The access boundary is server-side: the App is installed on
RaptGroup and brazostech, not on Scale Computing (the
operator’s employer). Even from inside a brazostech runner pod, an
installation token cannot reach a Scale Computing repo. There is no
client-side allow/deny list to maintain.
How another repo opts in
Section titled “How another repo opts in”Three steps, from the perspective of a repo in RaptGroup or
brazostech:
- Confirm the homelab GitHub App is installed on the target org (operator action, one-time).
- Add the desired
runs-on:to the workflow — e.g.runs-on: [self-hosted, raptgroup]. - Open the PR. On dispatch, the pool’s listener scales 0 → 1, the ephemeral pod runs the job, and the pod is torn down within a minute or two of completion.
maxRunners: 4 per pool is a deliberate ceiling. Workloads bursty
enough to need more concurrency are better served by paying for
GitHub-hosted runners than by sizing the homelab around CI peaks.
Adding a new workflow
Section titled “Adding a new workflow”The mental model for “what gates a PR” in this repo:
kubernetes/apps/<name>/changes →apps-lintre-renders and re-validates that addon.

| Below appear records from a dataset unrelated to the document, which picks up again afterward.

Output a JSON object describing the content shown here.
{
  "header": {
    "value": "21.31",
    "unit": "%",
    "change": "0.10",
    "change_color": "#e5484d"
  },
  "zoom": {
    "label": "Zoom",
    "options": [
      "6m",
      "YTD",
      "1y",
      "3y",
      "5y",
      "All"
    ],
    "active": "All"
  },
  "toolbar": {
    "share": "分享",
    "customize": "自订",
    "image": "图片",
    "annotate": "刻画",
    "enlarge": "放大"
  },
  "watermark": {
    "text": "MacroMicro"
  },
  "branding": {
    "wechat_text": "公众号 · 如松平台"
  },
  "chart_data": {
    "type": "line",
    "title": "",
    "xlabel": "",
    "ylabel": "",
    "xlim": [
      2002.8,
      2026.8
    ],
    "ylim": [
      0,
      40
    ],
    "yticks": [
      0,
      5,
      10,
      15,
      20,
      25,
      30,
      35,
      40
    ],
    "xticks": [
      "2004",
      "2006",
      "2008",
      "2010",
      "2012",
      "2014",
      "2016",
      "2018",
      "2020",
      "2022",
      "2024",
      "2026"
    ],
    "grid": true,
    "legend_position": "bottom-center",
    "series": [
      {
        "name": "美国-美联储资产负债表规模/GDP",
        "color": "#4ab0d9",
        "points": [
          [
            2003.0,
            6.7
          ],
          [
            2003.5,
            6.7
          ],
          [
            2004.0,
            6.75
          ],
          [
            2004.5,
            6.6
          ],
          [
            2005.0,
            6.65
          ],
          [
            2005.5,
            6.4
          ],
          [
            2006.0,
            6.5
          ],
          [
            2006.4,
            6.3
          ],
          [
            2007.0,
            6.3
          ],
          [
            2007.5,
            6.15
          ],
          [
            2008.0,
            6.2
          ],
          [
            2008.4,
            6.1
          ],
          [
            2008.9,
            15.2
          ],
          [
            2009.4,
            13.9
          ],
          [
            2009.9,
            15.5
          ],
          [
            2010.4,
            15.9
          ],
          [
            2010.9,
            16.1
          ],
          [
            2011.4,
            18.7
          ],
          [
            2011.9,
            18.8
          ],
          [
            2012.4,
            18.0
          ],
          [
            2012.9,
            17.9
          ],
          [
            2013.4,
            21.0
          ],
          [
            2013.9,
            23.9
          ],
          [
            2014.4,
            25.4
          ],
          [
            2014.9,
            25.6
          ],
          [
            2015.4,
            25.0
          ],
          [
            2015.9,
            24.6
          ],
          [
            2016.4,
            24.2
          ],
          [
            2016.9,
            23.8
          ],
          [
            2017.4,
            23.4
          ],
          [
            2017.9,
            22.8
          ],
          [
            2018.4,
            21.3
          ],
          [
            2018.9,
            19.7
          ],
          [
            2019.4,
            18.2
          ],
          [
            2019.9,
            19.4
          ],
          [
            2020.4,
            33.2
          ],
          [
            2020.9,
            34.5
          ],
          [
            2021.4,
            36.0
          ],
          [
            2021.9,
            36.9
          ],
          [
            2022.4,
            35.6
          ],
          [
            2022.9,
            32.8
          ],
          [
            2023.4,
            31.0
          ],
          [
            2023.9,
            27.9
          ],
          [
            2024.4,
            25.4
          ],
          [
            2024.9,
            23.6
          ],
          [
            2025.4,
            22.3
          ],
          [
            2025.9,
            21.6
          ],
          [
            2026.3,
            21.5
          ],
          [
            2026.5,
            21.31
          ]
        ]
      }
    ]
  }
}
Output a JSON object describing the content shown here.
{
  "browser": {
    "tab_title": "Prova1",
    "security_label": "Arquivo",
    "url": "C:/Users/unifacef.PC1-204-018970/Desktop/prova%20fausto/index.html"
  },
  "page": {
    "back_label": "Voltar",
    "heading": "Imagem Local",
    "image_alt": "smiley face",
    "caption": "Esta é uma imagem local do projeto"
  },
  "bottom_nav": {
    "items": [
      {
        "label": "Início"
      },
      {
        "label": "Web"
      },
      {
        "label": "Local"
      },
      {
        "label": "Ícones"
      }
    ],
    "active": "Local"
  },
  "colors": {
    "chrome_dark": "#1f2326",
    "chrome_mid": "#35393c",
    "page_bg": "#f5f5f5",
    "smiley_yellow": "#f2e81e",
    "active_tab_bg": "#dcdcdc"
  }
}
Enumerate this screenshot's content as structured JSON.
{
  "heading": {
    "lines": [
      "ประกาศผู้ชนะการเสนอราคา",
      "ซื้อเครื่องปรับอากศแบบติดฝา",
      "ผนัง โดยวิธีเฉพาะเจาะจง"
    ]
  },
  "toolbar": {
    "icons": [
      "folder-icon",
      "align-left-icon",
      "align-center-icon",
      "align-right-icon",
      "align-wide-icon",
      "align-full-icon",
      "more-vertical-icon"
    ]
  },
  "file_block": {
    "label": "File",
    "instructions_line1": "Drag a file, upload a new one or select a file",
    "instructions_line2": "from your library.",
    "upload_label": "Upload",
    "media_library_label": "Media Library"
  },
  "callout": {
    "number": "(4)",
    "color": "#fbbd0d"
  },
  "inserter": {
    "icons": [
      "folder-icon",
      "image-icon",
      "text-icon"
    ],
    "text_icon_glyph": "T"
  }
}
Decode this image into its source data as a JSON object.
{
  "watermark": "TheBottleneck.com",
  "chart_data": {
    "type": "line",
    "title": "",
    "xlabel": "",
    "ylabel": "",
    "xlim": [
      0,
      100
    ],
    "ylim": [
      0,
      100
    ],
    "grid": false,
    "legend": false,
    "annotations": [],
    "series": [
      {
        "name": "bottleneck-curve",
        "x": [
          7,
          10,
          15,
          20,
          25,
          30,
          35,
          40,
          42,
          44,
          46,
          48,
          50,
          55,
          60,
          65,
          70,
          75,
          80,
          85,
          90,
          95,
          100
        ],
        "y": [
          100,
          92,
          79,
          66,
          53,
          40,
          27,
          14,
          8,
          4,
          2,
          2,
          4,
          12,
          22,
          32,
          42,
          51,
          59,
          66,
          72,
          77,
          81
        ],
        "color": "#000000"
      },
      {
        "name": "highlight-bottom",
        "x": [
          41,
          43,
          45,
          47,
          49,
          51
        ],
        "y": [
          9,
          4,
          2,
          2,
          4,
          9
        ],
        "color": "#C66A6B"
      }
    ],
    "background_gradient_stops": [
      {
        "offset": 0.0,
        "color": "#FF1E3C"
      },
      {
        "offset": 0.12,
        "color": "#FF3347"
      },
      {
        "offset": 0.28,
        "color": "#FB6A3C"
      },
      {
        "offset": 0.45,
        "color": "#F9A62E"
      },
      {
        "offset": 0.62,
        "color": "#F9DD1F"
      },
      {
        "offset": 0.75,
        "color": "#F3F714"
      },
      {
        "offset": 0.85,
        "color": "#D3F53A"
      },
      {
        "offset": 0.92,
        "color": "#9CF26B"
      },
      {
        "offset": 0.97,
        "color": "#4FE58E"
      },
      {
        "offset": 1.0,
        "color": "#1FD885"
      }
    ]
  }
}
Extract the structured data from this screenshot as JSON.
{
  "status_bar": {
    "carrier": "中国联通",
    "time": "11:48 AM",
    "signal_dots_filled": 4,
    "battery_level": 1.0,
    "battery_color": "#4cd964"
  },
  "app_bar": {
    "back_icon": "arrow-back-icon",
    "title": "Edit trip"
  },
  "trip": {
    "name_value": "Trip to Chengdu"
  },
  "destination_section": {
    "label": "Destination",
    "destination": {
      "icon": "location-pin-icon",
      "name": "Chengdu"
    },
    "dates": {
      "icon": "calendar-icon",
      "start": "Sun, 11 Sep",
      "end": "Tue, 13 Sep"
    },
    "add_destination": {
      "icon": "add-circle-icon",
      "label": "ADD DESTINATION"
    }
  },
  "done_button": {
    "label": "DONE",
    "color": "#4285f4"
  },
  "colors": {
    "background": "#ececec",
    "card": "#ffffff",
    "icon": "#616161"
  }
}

New CRDs that aren’t in the datreeio catalog need aSKIP_KINDSentry inscripts/lint-apps.sh; new LB-bearing resources need thelbipam.cilium.io/ipsannotation or the lint fails.terraform/**changes →terraform-planposts a plan comment per affected root. A new root means a new entry in thecandidateslist in the workflow’sdetectjob; the matrix and PR comment shape flow from there automatically.docs/**changes → no PR gate; the site rebuilds on merge. Reviewers see the rendered markdown in the diff.- Talos config, smoke scripts, READMEs outside
kubernetes/apps/→ no automated check. Reviewers verify by hand; changes that affect the cluster are applied by the operator.
Conventions to keep new workflows consistent with the existing three:
- Use
pull_requestwith a tightpaths:filter so unrelated PRs don’t trigger the workflow. Thedetectjobs above show the “compute affected subset fromgit diff, fan out via matrix” pattern when a workflow needs to lint multiple independent things. - Set a
concurrency.groupkeyed on the head ref withcancel-in-progress: trueso a force-push supersedes the in-flight run. Thedeploy-docsworkflow is the exception — Pages deploys are serialised, not cancelled. - Default to GitHub-hosted runners. Targeting
self-hostedon a repo in this homelab would create a circular dependency: a broken cluster would break its own CI. The ARC pools exist for other repos inRaptGroupandbrazostech. - If the workflow needs to authenticate to GCP, reuse the WIF pool —
add a new plan-only service account with the narrowest roles the
workflow needs and a
workloadIdentityUserbinding scoped to this repo. Do not mint long-lived JSON keys.
scripts/lint-apps.sh— the script behindapps-lint.- Cloud / Workload Identity Federation
— the WIF pool, provider trust scope, and plan-only
tf-ci-planSA theterraform-planworkflow authenticates against. terraform/gcp/README.md— operator run book for the WIF pool, including how to extract the values forGCP_WIF_PROVIDERandGCP_CI_SA.- ARC runners — the in-cluster pools themselves.